Long COVID Patients Have Low Iron Levels

Researchers at the University of Cambridge pinpointed low iron as a potential link to long-COVID symptoms thanks to a study they initiated shortly after the start of the pandemic. They recruited people who tested positive for the virus to provide blood samples for analysis over a year, which allowed the researchers to look for post-infection changes in the blood. The researchers looked at 214 samples and found that 45 percent of patients reported symptoms of long COVID that lasted between three and 10 months.
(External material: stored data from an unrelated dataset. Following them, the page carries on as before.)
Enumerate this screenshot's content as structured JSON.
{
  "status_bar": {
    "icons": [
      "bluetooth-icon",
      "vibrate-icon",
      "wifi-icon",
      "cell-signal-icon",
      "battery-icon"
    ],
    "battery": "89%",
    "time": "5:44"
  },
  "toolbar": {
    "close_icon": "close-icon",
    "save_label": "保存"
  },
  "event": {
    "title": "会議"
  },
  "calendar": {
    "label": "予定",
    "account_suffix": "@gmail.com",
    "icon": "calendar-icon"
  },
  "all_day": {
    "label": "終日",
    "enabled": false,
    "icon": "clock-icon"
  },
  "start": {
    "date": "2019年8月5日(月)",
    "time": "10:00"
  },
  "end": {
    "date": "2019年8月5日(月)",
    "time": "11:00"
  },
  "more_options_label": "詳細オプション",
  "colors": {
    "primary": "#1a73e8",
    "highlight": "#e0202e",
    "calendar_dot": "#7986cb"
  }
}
In analyzing the blood samples, the research team noticed that people experiencing long COVID had low iron levels, contributing to anemia and low red blood cell production, just two weeks after they were diagnosed with COVID-19. This was true for patients regardless of age, sex, or the initial severity of their infection.

According to one of the study co-authors, the removal of iron from the bloodstream is a natural process and defense mechanism of the body.

But it can jeopardize a person’s recovery.

When the body has an infection, it responds by removing iron from the bloodstream. This protects us from potentially lethal bacteria that capture the iron in the bloodstream and grow rapidly. It’s an evolutionary response that redistributes iron in the body, and the blood plasma becomes an iron desert,” University of Oxford professor Hal Drakesmith said in a press release. “However, if this goes on for a long time, there is less iron for red blood cells, so oxygen is transported less efficiently affecting metabolism and energy production, and for white blood cells, which need iron to work properly. The protective mechanism ends up becoming a problem.”

The research team believes that consistently low iron levels could explain why individuals with long COVID continue to experience fatigue and difficulty exercising. As such, the researchers suggested iron supplementation to help regulate and prevent the often debilitating symptoms associated with long COVID.

It isn’t necessarily the case that individuals don’t have enough iron in their body, it’s just that it’s trapped in the wrong place,” Aimee Hanson, a postdoctoral researcher at the University of Cambridge who worked on the study, said in the press release. “What we need is a way to remobilize the iron and pull it back into the bloodstream, where it becomes more useful to the red blood cells.”

The research team pointed out that iron supplementation isn’t always straightforward. Achieving the right level of iron varies from person to person. Too much iron can cause stomach issues, ranging from constipation, nausea, and abdominal pain to gastritis and gastric lesions.

1 in 5 Still Affected by Long COVID

COVID-19 has affected nearly 40 percent of Americans, with one in five of those still suffering from symptoms of long COVID, according to the U.S. Centers for Disease Control and Prevention (CDC). Long COVID is marked by health issues that continue at least four weeks after an individual was initially diagnosed with COVID-19. Symptoms can last for days, weeks, months, or years and may include fatigue, cough or chest pain, headache, brain fog, depression or anxiety, digestive issues, and joint or muscle pain.